I have read The Case against Education: Why the Education System Is a Waste of Time and Money by Bryan Caplan. The book is American so not everything is applicable for Britain and I disagree with certain things he says but otherwise there is much truth to his theory that higher education is about signalling more than knowledge.
In bygone years, universities were centres for learning and knowledge rather than qualifications. A degree was required for a few careers such as medicine and dentistry, and it was beneficial for science and engineering, but otherwise university was more about creating intellectual types rather than preparation for the job market. Students studying academic subjects also tended to come from well to do backgrounds or have connections with employers so not many were studying the subject for a piece of paper to get a high paying job from somebody they didn't already know. A significant number of students also wanted to become teachers or lecturers.

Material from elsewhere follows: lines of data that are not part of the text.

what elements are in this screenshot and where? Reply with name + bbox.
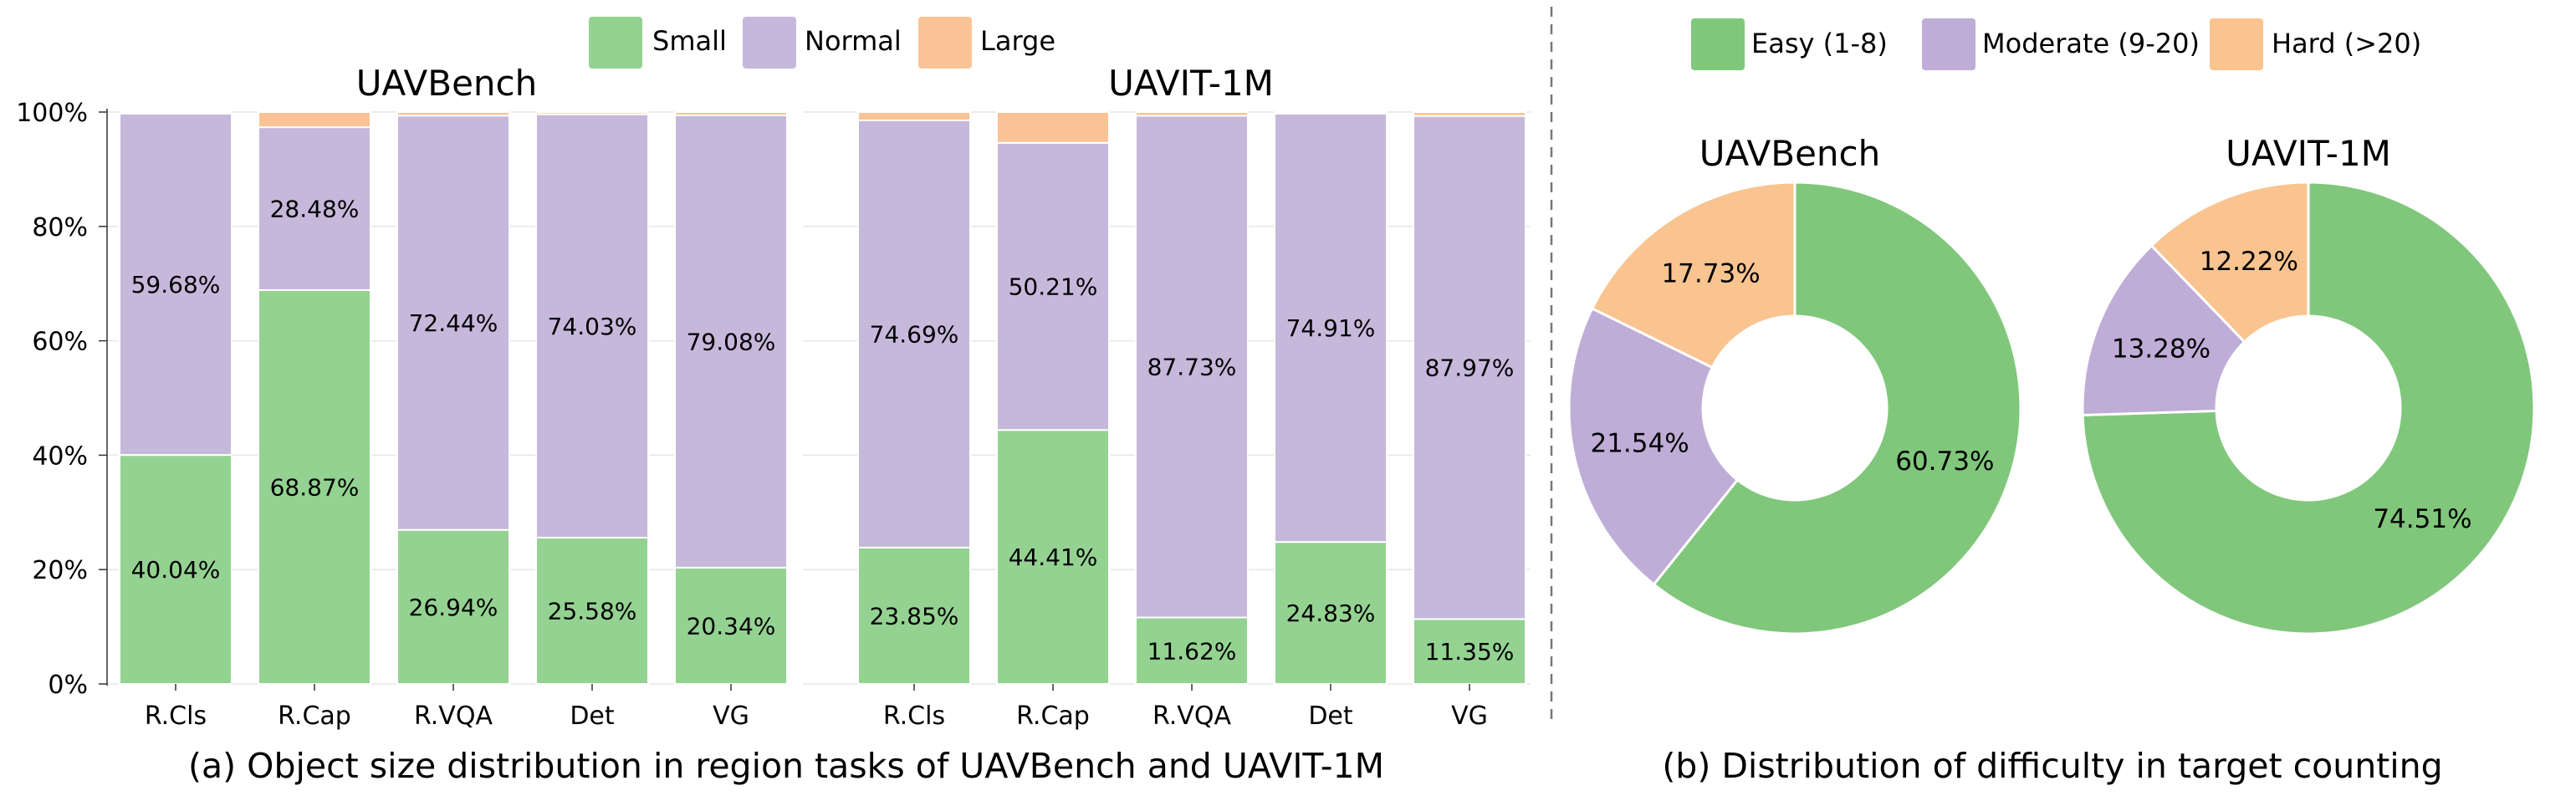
bar-normal-vg <box>674 114 788 569</box>
bar-large-vg <box>1413 111 1526 117</box>
donut-title: UAVBench <box>1699 133 1881 174</box>
data-label: 79.08% <box>687 328 776 355</box>
donut-slice-label: 74.51% <box>2373 504 2471 534</box>
bar-small-det <box>1274 541 1388 685</box>
legend-label-hard: Hard (>20) <box>2272 28 2421 59</box>
x-tick-label: R.Cls <box>145 702 207 731</box>
data-label: 87.73% <box>1147 353 1237 380</box>
legend-label-normal: Normal <box>805 25 902 57</box>
caption-a: (a) Object size distribution in region t… <box>188 746 1384 786</box>
bar-normal-det <box>535 113 649 539</box>
bar-large-det <box>1274 111 1388 115</box>
donut-slice-easy <box>1652 181 2022 635</box>
bar-small-rvqa <box>396 528 510 686</box>
y-tick-label: 100% <box>16 99 88 128</box>
x-tick-label: R.Cap <box>278 702 351 731</box>
donut-title: UAVIT-1M <box>2226 133 2391 174</box>
x-tick-label: R.VQA <box>414 702 493 731</box>
legend-label-easy: Easy (1-8) <box>1751 28 1888 59</box>
data-label: 26.94% <box>409 594 498 621</box>
donut-slice-hard <box>1590 181 1797 370</box>
y-tick-label: 60% <box>32 328 88 357</box>
legend-swatch-large <box>918 17 972 69</box>
bar-normal-rcap <box>996 141 1110 431</box>
data-label: 74.91% <box>1286 314 1376 342</box>
donut-slice-easy <box>2081 181 2536 635</box>
bar-chart-uavbench: 0% 20% 40% 60% 80% 100% UAVBench 40.04% 59.68% R.… <box>16 63 788 731</box>
bar-large-rcls <box>119 111 233 115</box>
data-label: 74.69% <box>870 320 959 348</box>
data-label: 28.48% <box>270 196 360 223</box>
bar-large-rcap <box>258 111 371 129</box>
x-tick-label: Det <box>1308 702 1353 731</box>
y-tick-label: 40% <box>32 441 88 471</box>
legend-label-large: Large <box>980 25 1055 57</box>
donut-chart-uavbench: UAVBench 60.73% 21.54% 17.73% <box>1567 133 2022 635</box>
legend-swatch-moderate <box>1922 18 1975 70</box>
bar-small-rvqa <box>1135 616 1249 686</box>
legend-swatch-easy <box>1691 18 1745 70</box>
x-tick-label: R.Cap <box>1016 702 1090 731</box>
legend-a: Small Normal Large <box>589 17 1055 69</box>
x-tick-label: R.Cls <box>883 702 945 731</box>
legend-swatch-small <box>589 17 642 69</box>
y-tick-label: 20% <box>32 556 88 585</box>
chart-title: UAVIT-1M <box>1108 63 1274 104</box>
bar-large-rvqa <box>1135 111 1249 117</box>
donut-slice-hard <box>2149 181 2310 344</box>
x-tick-label: R.VQA <box>1153 702 1231 731</box>
legend-swatch-normal <box>743 17 796 69</box>
data-label: 50.21% <box>1009 273 1098 301</box>
donut-slice-label: 21.54% <box>1590 428 1689 458</box>
bar-normal-rvqa <box>1135 115 1249 619</box>
bar-large-vg <box>674 111 788 116</box>
data-label: 74.03% <box>548 313 637 340</box>
donut-slice-label: 17.73% <box>1661 259 1760 289</box>
legend-b: Easy (1-8) Moderate (9-20) Hard (>20) <box>1691 18 2421 70</box>
legend-swatch-hard <box>2210 18 2263 70</box>
data-label: 11.62% <box>1147 637 1237 665</box>
caption-b: (b) Distribution of difficulty in target… <box>1662 746 2442 786</box>
bar-normal-rvqa <box>396 115 510 531</box>
y-tick-label: 80% <box>32 213 88 242</box>
bar-chart-uavit: UAVIT-1M 23.85% 74.69% R.Cls 44.41% 50.21% R.C… <box>803 63 1531 731</box>
data-label: 24.83% <box>1286 600 1376 627</box>
data-label: 20.34% <box>687 612 776 640</box>
donut-slice-moderate <box>2081 243 2246 416</box>
data-label: 68.87% <box>270 473 360 501</box>
data-label: 40.04% <box>131 556 221 584</box>
data-label: 23.85% <box>870 602 959 630</box>
bar-small-rcls <box>857 546 971 686</box>
bar-normal-rcap <box>258 126 371 291</box>
data-label: 87.97% <box>1425 355 1515 382</box>
donut-slice-label: 12.22% <box>2200 247 2298 277</box>
bar-large-rvqa <box>396 111 510 117</box>
x-tick-label: VG <box>713 702 749 731</box>
y-tick-label: 0% <box>48 671 88 700</box>
bar-small-rcap <box>258 288 371 685</box>
donut-slice-label: 13.28% <box>2112 334 2211 364</box>
data-label: 11.35% <box>1425 638 1515 666</box>
donut-slice-moderate <box>1567 306 1740 587</box>
legend-label-moderate: Moderate (9-20) <box>1982 28 2200 59</box>
donut-chart-uavit: UAVIT-1M 74.51% 13.28% 12.22% <box>2081 133 2536 635</box>
chart-title: UAVBench <box>356 63 538 104</box>
data-label: 59.68% <box>131 271 221 298</box>
x-tick-label: VG <box>1451 702 1488 731</box>
bar-large-rcap <box>996 111 1110 144</box>
data-label: 25.58% <box>548 598 637 625</box>
bar-small-rcap <box>996 429 1110 685</box>
data-label: 44.41% <box>1009 543 1098 571</box>
bar-normal-rcls <box>857 119 971 549</box>
x-tick-label: Det <box>570 702 615 731</box>
data-label: 72.44% <box>409 309 498 337</box>
legend-label-small: Small <box>652 25 727 57</box>
bar-normal-det <box>1274 112 1388 543</box>
bar-normal-vg <box>1413 115 1526 620</box>
donut-slice-label: 60.73% <box>1895 446 1994 477</box>
bar-large-rcls <box>857 111 971 121</box>
bar-large-det <box>535 111 649 115</box>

I previously mentioned a discussion where it was argued that a degree nowadays is either a financial investment or an expensive hobby as tuition fees has killed the concept of a liberal education by studying for a degree.
One could extend this argument and say that degrees in medicine, dentistry, law, engineering, and certain sciences primarily exist as tools to access these specific careers so they are a financial investment. The situation with arts and humanities degrees is less clear as there are far fewer careers where employers ask for specific arts and humanities degrees. This then raises the question as to whether the value of such degrees in employment is not knowledge but signalling.
What exactly are these dream high-flying graduate jobs?
The truth of the matter is that a career where the job spec asks for any degree; or any degree from a good or Russell Group university; or any degree that is a 1st, does not require a degree in anything. Degrees are not interchangeable between different subjects when it comes to knowledge.
In the case of a career like medicine or engineering where a degree in medicine or engineering is requested then the interviewers will have knowledge of the degree subject in question so they will be able to assess applicants on their knowledge. In the case of a career that asks for any degree then the chances are that the interviewers will not have the knowledge of the degree subjects of the applicants so will be unable to query or assess their knowledge. Therefore a degree is rendered down to pure credentialism and signalling.
Some argue that all degrees provide transferable skills but these are so mysterious and mythical that they probably do not actually exist. It can be confidently argued that basic English and maths, general knowledge, common sense, and soft and social skills are the only true transferable skills. These are not learned at university.